O Comité de Imigrantes em Portugal (CIP) e o advogado Célio Sauer apresentaram hoje aos deputados da Assembleia da República vários argumentos sobre o que os levou a lançar uma petição a pedir a mudança do início de tempo de contagem para os imigrantes adquirem a nacionalidade portuguesa. O primeiro: a necessidade de se fazer justiça.

Juliet Cristino chorou perante deputados a quem os avisou: “Não vou desistir de lutar” pela Nacionalidade. Célio Sauer mostrou-se “um homem de fé”, falou dos benefícios e das contrariedades da residência CPLP e deixou ficar diversas sugestões jurídicas para a melhoria do funcionamento dos serviços migratórios em Portugal, onde, segundo disse, “é preciso investir na administração digital”.

As duas petições desses imigrantes brasileiros levará a que, em breve, em Portugal se abram novas perspetivas de luta pelos direitos dos migrantes.
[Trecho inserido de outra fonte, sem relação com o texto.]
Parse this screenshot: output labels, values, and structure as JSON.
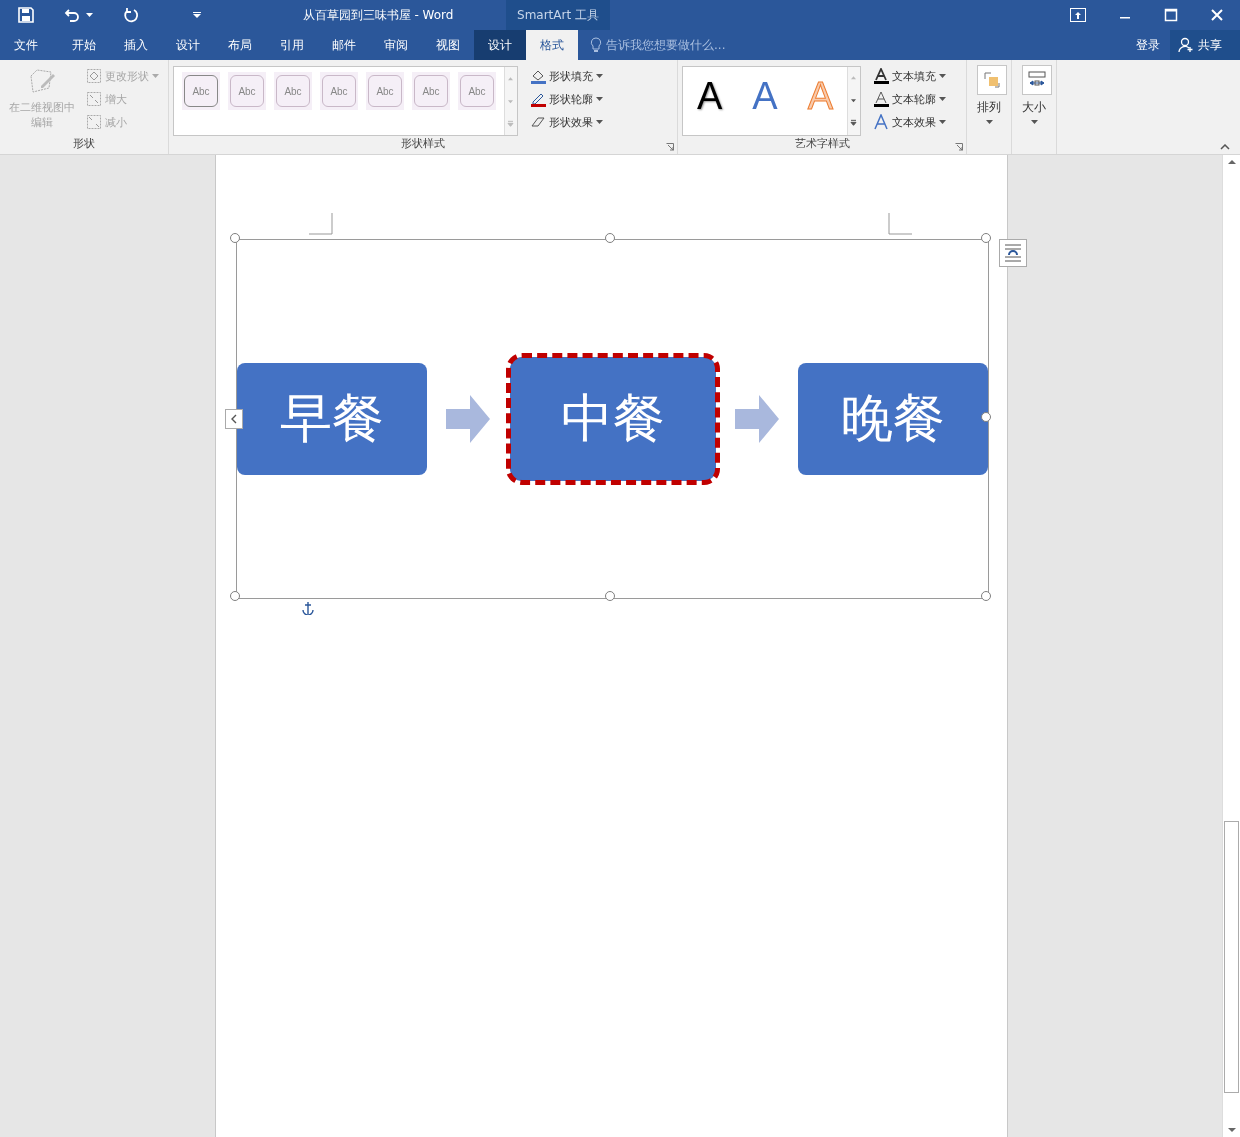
{
  "window": {
    "title": "从百草园到三味书屋 - Word",
    "context_group": "SmartArt 工具"
  },
  "tabs": [
    {
      "label": "文件",
      "selected": false,
      "contextual": false
    },
    {
      "label": "开始",
      "selected": false,
      "contextual": false
    },
    {
      "label": "插入",
      "selected": false,
      "contextual": false
    },
    {
      "label": "设计",
      "selected": false,
      "contextual": false
    },
    {
      "label": "布局",
      "selected": false,
      "contextual": false
    },
    {
      "label": "引用",
      "selected": false,
      "contextual": false
    },
    {
      "label": "邮件",
      "selected": false,
      "contextual": false
    },
    {
      "label": "审阅",
      "selected": false,
      "contextual": false
    },
    {
      "label": "视图",
      "selected": false,
      "contextual": false
    },
    {
      "label": "设计",
      "selected": false,
      "contextual": true
    },
    {
      "label": "格式",
      "selected": true,
      "contextual": true
    }
  ],
  "tell_me": {
    "placeholder": "告诉我您想要做什么..."
  },
  "account": {
    "sign_in": "登录",
    "share": "共享"
  },
  "shapes_group": {
    "label": "形状",
    "edit_2d": {
      "label": "在二维视图中编辑",
      "disabled": true
    },
    "items": [
      {
        "label": "更改形状",
        "disabled": true,
        "dropdown": true
      },
      {
        "label": "增大",
        "disabled": true,
        "dropdown": false
      },
      {
        "label": "减小",
        "disabled": true,
        "dropdown": false
      }
    ]
  },
  "shape_styles": {
    "label": "形状样式",
    "styles": [
      "Abc",
      "Abc",
      "Abc",
      "Abc",
      "Abc",
      "Abc",
      "Abc"
    ],
    "commands": [
      "形状填充",
      "形状轮廓",
      "形状效果"
    ]
  },
  "wordart_styles": {
    "label": "艺术字样式",
    "samples": [
      {
        "text": "A",
        "kind": "black"
      },
      {
        "text": "A",
        "kind": "blue"
      },
      {
        "text": "A",
        "kind": "orange"
      }
    ],
    "commands": [
      "文本填充",
      "文本轮廓",
      "文本效果"
    ]
  },
  "arrange": {
    "label": "排列"
  },
  "size": {
    "label": "大小"
  },
  "smartart": {
    "shapes": [
      {
        "text": "早餐",
        "selected": false
      },
      {
        "text": "中餐",
        "selected": true
      },
      {
        "text": "晚餐",
        "selected": false
      }
    ]
  }
}
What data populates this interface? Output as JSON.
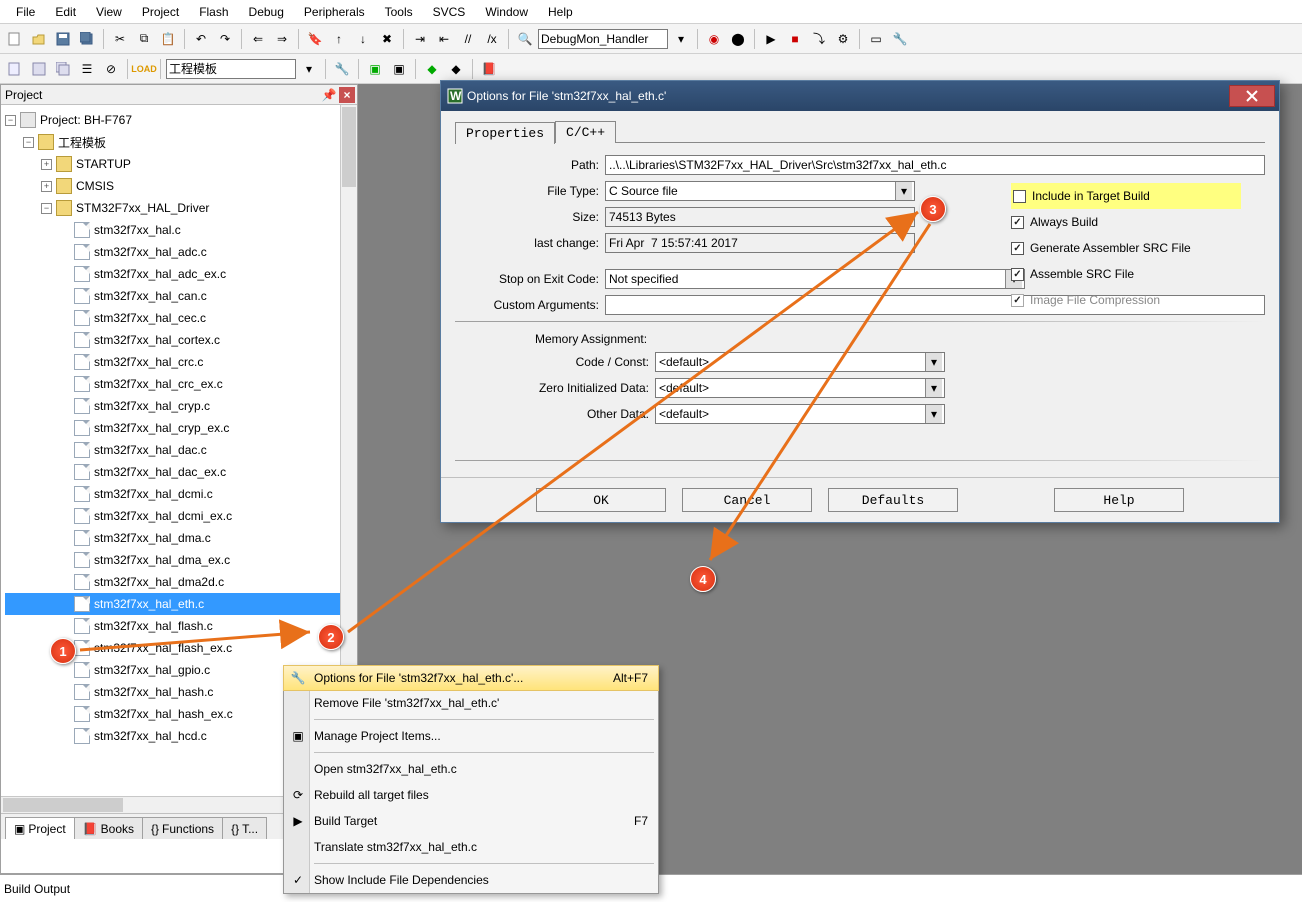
{
  "menu": [
    "File",
    "Edit",
    "View",
    "Project",
    "Flash",
    "Debug",
    "Peripherals",
    "Tools",
    "SVCS",
    "Window",
    "Help"
  ],
  "toolbar1": {
    "combo": "DebugMon_Handler"
  },
  "toolbar2": {
    "target": "工程模板"
  },
  "projectPanel": {
    "title": "Project",
    "root": "Project: BH-F767",
    "workspace": "工程模板",
    "folders": [
      {
        "name": "STARTUP",
        "expanded": false
      },
      {
        "name": "CMSIS",
        "expanded": false
      },
      {
        "name": "STM32F7xx_HAL_Driver",
        "expanded": true
      }
    ],
    "files": [
      "stm32f7xx_hal.c",
      "stm32f7xx_hal_adc.c",
      "stm32f7xx_hal_adc_ex.c",
      "stm32f7xx_hal_can.c",
      "stm32f7xx_hal_cec.c",
      "stm32f7xx_hal_cortex.c",
      "stm32f7xx_hal_crc.c",
      "stm32f7xx_hal_crc_ex.c",
      "stm32f7xx_hal_cryp.c",
      "stm32f7xx_hal_cryp_ex.c",
      "stm32f7xx_hal_dac.c",
      "stm32f7xx_hal_dac_ex.c",
      "stm32f7xx_hal_dcmi.c",
      "stm32f7xx_hal_dcmi_ex.c",
      "stm32f7xx_hal_dma.c",
      "stm32f7xx_hal_dma_ex.c",
      "stm32f7xx_hal_dma2d.c",
      "stm32f7xx_hal_eth.c",
      "stm32f7xx_hal_flash.c",
      "stm32f7xx_hal_flash_ex.c",
      "stm32f7xx_hal_gpio.c",
      "stm32f7xx_hal_hash.c",
      "stm32f7xx_hal_hash_ex.c",
      "stm32f7xx_hal_hcd.c"
    ],
    "selectedFile": "stm32f7xx_hal_eth.c",
    "tabs": [
      "Project",
      "Books",
      "Functions",
      "T..."
    ]
  },
  "contextMenu": {
    "items": [
      {
        "label": "Options for File 'stm32f7xx_hal_eth.c'...",
        "shortcut": "Alt+F7",
        "icon": "wrench",
        "hl": true
      },
      {
        "label": "Remove File 'stm32f7xx_hal_eth.c'"
      },
      {
        "sep": true
      },
      {
        "label": "Manage Project Items...",
        "icon": "stack"
      },
      {
        "sep": true
      },
      {
        "label": "Open stm32f7xx_hal_eth.c"
      },
      {
        "label": "Rebuild all target files",
        "icon": "rebuild"
      },
      {
        "label": "Build Target",
        "shortcut": "F7",
        "icon": "build"
      },
      {
        "label": "Translate stm32f7xx_hal_eth.c"
      },
      {
        "sep": true
      },
      {
        "label": "Show Include File Dependencies",
        "icon": "check"
      }
    ]
  },
  "dialog": {
    "title": "Options for File 'stm32f7xx_hal_eth.c'",
    "tabs": [
      "Properties",
      "C/C++"
    ],
    "activeTab": 0,
    "labels": {
      "path": "Path:",
      "fileType": "File Type:",
      "size": "Size:",
      "lastChange": "last change:",
      "stopExit": "Stop on Exit Code:",
      "customArgs": "Custom Arguments:",
      "memAssign": "Memory Assignment:",
      "codeConst": "Code / Const:",
      "zeroInit": "Zero Initialized Data:",
      "otherData": "Other Data:"
    },
    "values": {
      "path": "..\\..\\Libraries\\STM32F7xx_HAL_Driver\\Src\\stm32f7xx_hal_eth.c",
      "fileType": "C Source file",
      "size": "74513 Bytes",
      "lastChange": "Fri Apr  7 15:57:41 2017",
      "stopExit": "Not specified",
      "customArgs": "",
      "codeConst": "<default>",
      "zeroInit": "<default>",
      "otherData": "<default>"
    },
    "checks": [
      {
        "label": "Include in Target Build",
        "checked": false,
        "hl": true
      },
      {
        "label": "Always Build",
        "checked": true
      },
      {
        "label": "Generate Assembler SRC File",
        "checked": true
      },
      {
        "label": "Assemble SRC File",
        "checked": true
      },
      {
        "label": "Image File Compression",
        "checked": true,
        "disabled": true
      }
    ],
    "buttons": [
      "OK",
      "Cancel",
      "Defaults",
      "Help"
    ]
  },
  "buildOutput": "Build Output",
  "badges": [
    "1",
    "2",
    "3",
    "4"
  ]
}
Qualquer que seja a resposta do Parlamento vai ter triplo efeito: a possibilidade de as autoridades portuguesas alterarem a Lei da Nacionalidade, ou ignorarem a exigência, o que ditará o arranque de uma nova luta a ser desencadeada, sobretudo, pelo CIP liderado por Juliet Cristino, que em plena audiência esclareceu aos deputados que a sua exigência não é apenas pessoal.

Juliet Cristino, Fundadora do Comité dos Imigrantes em Portugal, que luta para o rápido processo de atribuição de Título de Residência
“Não estou a lutar só por mim, mas por todos as pessoas que estão atrás de mim”, disse Juliet Cristino em lágrimas que contagiaram deputados da Comissão de Assuntos Constitucionais, Direitos, Liberdades e Garantias, que ouviram atentamente o relato da “situação de desespero” de milhares de imigrantes pela legalização e ou aquisição da nacionalidade portuguesa mesmo estando a residir há anos no território português.

E dentre os milhares de imigrantes está Sónia Gomes, uma das co-fundadoras do CIP, esta que é hoje a maior rede migratória virtual que revolucionou a vida dos imigrantes no território português, e também a advogada Elaine Linhares.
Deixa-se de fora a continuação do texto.